To go in and kill people in their sleep for a conflict they’re having with another group — even if they did have that incident in the road with Daryl, Abraham, and Sasha — is a new step for this group.

It also shows a very sophisticated confidence in Rick. Rick really believes that they’re capable of anything. Look at what they have overcome: They’ve survived Woodbury, they’ve survived the prison, they’ve survived Terminus, they’ve survived the Walkers overtaking Alexandria. Their confidence is high. They’re getting themselves into a pretty good place where they genuinely believe that they can’t be beat. And the scene in the church when Morgan stands up and says, “Listen, do we need to do this? Why can’t we just talk to them?” Rick’s like, “We’re putting it to a vote.” I love the fact that Rick is not laying down the law. Rick puts it out there for the group.

It’s the end of the Ricktatorship.

It really is the first time that we get a sense that Alexandria is a democracy. If everybody in that church stood up and said, “I’m not comfortable doing this,” they wouldn’t have done it. Aaron stands up and says, “What happened with the Wolves, I’m not going to let that happen again.” Nobody argues with it. Morgan stands up because we know Morgan’s philosophy. His philosophy is, all life is precious and maybe we can avoid this. Nobody else agrees with that philosophy.

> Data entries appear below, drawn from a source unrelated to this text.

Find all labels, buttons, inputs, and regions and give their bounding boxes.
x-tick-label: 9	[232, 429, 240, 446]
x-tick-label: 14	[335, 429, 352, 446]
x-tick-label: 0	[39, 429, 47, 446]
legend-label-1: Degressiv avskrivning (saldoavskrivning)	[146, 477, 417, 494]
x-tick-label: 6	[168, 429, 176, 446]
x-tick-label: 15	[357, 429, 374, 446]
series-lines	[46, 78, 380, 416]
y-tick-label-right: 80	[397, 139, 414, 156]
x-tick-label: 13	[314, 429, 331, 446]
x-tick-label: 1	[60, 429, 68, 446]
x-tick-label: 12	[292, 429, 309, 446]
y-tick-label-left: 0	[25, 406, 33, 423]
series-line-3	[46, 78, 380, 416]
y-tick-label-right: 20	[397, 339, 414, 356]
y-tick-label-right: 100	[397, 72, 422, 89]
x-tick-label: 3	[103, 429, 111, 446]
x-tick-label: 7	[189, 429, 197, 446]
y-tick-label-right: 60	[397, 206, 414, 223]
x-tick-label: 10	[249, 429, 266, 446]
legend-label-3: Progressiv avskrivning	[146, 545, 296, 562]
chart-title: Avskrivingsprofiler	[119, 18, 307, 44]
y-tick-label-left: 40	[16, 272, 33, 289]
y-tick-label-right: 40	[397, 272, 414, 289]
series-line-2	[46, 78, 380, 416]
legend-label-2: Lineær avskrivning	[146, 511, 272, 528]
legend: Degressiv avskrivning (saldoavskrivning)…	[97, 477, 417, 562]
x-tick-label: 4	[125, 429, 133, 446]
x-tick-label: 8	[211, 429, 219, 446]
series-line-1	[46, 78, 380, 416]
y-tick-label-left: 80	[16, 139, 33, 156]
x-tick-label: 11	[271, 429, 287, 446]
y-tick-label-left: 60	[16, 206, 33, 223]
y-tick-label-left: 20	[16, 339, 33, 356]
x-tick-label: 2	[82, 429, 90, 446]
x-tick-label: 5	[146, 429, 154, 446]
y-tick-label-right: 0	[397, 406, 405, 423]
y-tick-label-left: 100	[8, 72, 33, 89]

Let’s talk about the big assault on this Saviors’ compound. Tell me how you wanted to stage this.

Well, the trick with this whole action sequence is that it’s the race to the armory. They break up into separate groups. They have to get to the armory because they remember that that’s what the Wolves did. When the Wolves attacked Alexandria, their goal was to find the armory, get to the armory, get the weapons, and we win. So when everybody splits up, they’re going to door to door and they’re opening the doors, and if somebody is in there they kill them. If somebody isn’t in there and it’s not the armory, they move on. So the pacing is very, very specific to the point where we have three groups of people at three different doors all kicking in the door at the same moment, and one of them is the armory, and the other one is a supply closet, and the other one is something else.

It’s Glenn and Heath that are trapped in the armory when they’re chased down the hallway. I really was very adamant about using blanks for everything because I wanted the gunfire to be real. I wanted the actors to react to the sounds of the gunfire and muzzle flash. I wanted it to be as real and as authentic as we could get it, and, of course, keeping everything very safe. I think Cudlitz said that it was one of the very few instances where you see Abraham in an actual battle shooting a machine gun. We had done it in episode 609 for the shot when he’s on top of the fence, but I wanted everybody to be perceived as a very tight military unit.

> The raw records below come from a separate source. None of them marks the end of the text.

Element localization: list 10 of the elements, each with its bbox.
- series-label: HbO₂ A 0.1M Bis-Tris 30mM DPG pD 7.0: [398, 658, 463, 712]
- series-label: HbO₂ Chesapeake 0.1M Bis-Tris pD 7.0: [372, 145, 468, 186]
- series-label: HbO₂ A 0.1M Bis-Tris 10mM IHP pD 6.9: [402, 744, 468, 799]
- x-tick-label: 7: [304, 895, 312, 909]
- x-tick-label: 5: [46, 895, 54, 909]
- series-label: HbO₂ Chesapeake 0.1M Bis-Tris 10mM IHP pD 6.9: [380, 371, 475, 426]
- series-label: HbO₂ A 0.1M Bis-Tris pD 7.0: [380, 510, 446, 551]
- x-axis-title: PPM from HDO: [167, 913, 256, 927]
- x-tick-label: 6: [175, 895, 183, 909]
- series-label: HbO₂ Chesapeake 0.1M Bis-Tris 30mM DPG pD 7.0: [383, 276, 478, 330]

They knew what they were doing, and if they came upon anybody they killed them. It was a little mini Die Hard action scene. It’s very complicated, because when you’re firing weapons with blanks, you have to make sure that your choreography is spot on. If somebody runs in front of you and you fire blank ammunition into their back, that’s bad. Somebody could get hurt. So we had to do a lot of rehearsals. We had to make sure that every single actor was comfortable firing these guns, because the hallways were thin. That compound that we shot was a real location that we found. I remember it was about 45 minutes away from our studio. There was a little discussion about “It’s a really long drive.” I said, “This gives us some serious production value. This place is beautiful. We need to find a way to make this work.” And we did.

The episode then ends with this voice on the radio that announces they have Carol and Maggie. What can you say about that and where this is going?

Well, the only thing I can say about speaking to what I mentioned earlier about being confident, you’ve got to be careful. The fact that they cleared the facility and then see the guy on Daryl’s motorcycle, they might be getting a little ahead of themselves in terms of how confident they are. The one thing that you can never do in this world is underestimate your opponent. Clearly, Maggie and Carol were distracted enough to be overcome, and they let their guard down.